Kararda, Mavioğlu ve Demirel ile avukatlarının belgesel gösteriminin ifade özgürlüğü kapsamında olduğu, görüntülerin örgütün geri çekilme ve barış sürecinde çekildiği, filmin cebir ve şiddete yönlendirmediğine dair savunmalarına “suçtan kurtulmaya yönelik” olduğu gerekçesiyle itibar edilmediği belirtildi.

Kararda, belgesel çekimi sonrasında geçirdiği kalp krizi sonucunda beyninde olan hasar nedeniyle yüzde 99 engelli raporu bulunan, görme, konuşma, hareket etme becerilerinde hasar oluştuğu için sürekli bakıma muhtaç olan Çayan Demirel’in ceza ehliyetinin olup olmadığına ilişkin değerlendirme yapıldı. Demirel’in tedavi kayıtları, ATK raporu birlikte değerlendirildiğinde çalışma gücünün yüzde 60’ını kaybettiği ve engel durumunun kronik olduğunun tespit edildiği belirtilen Kararda şu ifadeler yer aldı:

“Sanıkların filmin gösterime girmesi ile ilgili olarak değil filmin içeriğinin terör örgütü propagandası oluşturduğu iddiası ile yargılanıyor olmaları. Sanık Çayan'ın engel durumunun zihinsel olmaması gözetildiğinde filmin çekimlerinin yapıldığı ve cezai ehliyetinin tam olduğu kanaatine varıldığından bu hususa temas eden itirazlara itibar edilmediği.”

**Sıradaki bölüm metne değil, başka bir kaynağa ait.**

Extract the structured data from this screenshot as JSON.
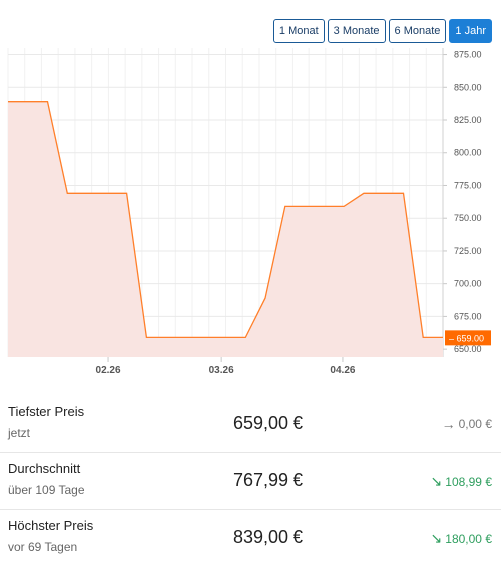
{
  "ranges": [
    {
      "label": "1 Monat",
      "active": false
    },
    {
      "label": "3 Monate",
      "active": false
    },
    {
      "label": "6 Monate",
      "active": false
    },
    {
      "label": "1 Jahr",
      "active": true
    }
  ],
  "chart_data": {
    "type": "area",
    "x_ticks": [
      "02.26",
      "03.26",
      "04.26"
    ],
    "y_ticks": [
      "875.00",
      "850.00",
      "825.00",
      "800.00",
      "775.00",
      "750.00",
      "725.00",
      "700.00",
      "675.00",
      "650.00"
    ],
    "ylim": [
      644,
      880
    ],
    "series": [
      {
        "values": [
          839,
          839,
          839,
          769,
          769,
          769,
          769,
          659,
          659,
          659,
          659,
          659,
          659,
          689,
          759,
          759,
          759,
          759,
          769,
          769,
          769,
          659,
          659
        ]
      }
    ],
    "current_label": "659.00",
    "grid": true,
    "colors": {
      "line": "#ff7f2a",
      "fill": "#f9e4e1",
      "label_bg": "#ff6a00"
    }
  },
  "stats": [
    {
      "label": "Tiefster Preis",
      "sub": "jetzt",
      "value": "659,00 €",
      "delta": "0,00 €",
      "delta_icon": "→",
      "color": "#777777"
    },
    {
      "label": "Durchschnitt",
      "sub": "über 109 Tage",
      "value": "767,99 €",
      "delta": "108,99 €",
      "delta_icon": "↘",
      "color": "#2e9e5e"
    },
    {
      "label": "Höchster Preis",
      "sub": "vor 69 Tagen",
      "value": "839,00 €",
      "delta": "180,00 €",
      "delta_icon": "↘",
      "color": "#2e9e5e"
    }
  ]
}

Belgesel içeriğinin Avrupa İnsan Hakları Mahkemesi kararına göre değerlendirmesi yapıldığında, belgeselin örgütsel bir amaç ile hazırlandığı ileri sürerek, düşünce ve örgütlenme kapsamında değerlendirilmesinin söz konusu olamayacağı savunuldu.

'FİLMİN YASAKLI OLUP OLMAMASI CEZA VERMEYE ENGEL DEĞİL'

Kararda, Bakûr filminin yönetmenlerinin fikir ve eylem birliği içerisinde örgüt propagandası yaptıkları savunularak, filmin içerik itibariyle ifade özgürlüğü kapsamı dışında kaldığı, filmin yasaklı olup olmamasının suçun sübutuna etki etmeyeceği, yasaklama kararına rağmen gösteriminin yapılmasının idari yaptırımı gerektirdiği” savunuldu. Mavioğlu ve Demirel’in belgeselin yönetmenleri olmaları nedeniyle cezai sorumluluklarının olduğu, üzerlerine atılı suçun sabit olduğu ifade edildi.

'İLLA BİR PROPAGANDA ARAYANACAKSA BU ANCAK BİR BARIŞ PROPAGANDASI OLABİLİR'

Bakûr’un yönetmenlerinden Ertuğrul Mavioğlu, belgeselin devletin göstermek istediği çizginin tamamen dışında olan bir çalışma olduğu için hedef gösterildiğini, sansüre maruz kaldığını söyledi.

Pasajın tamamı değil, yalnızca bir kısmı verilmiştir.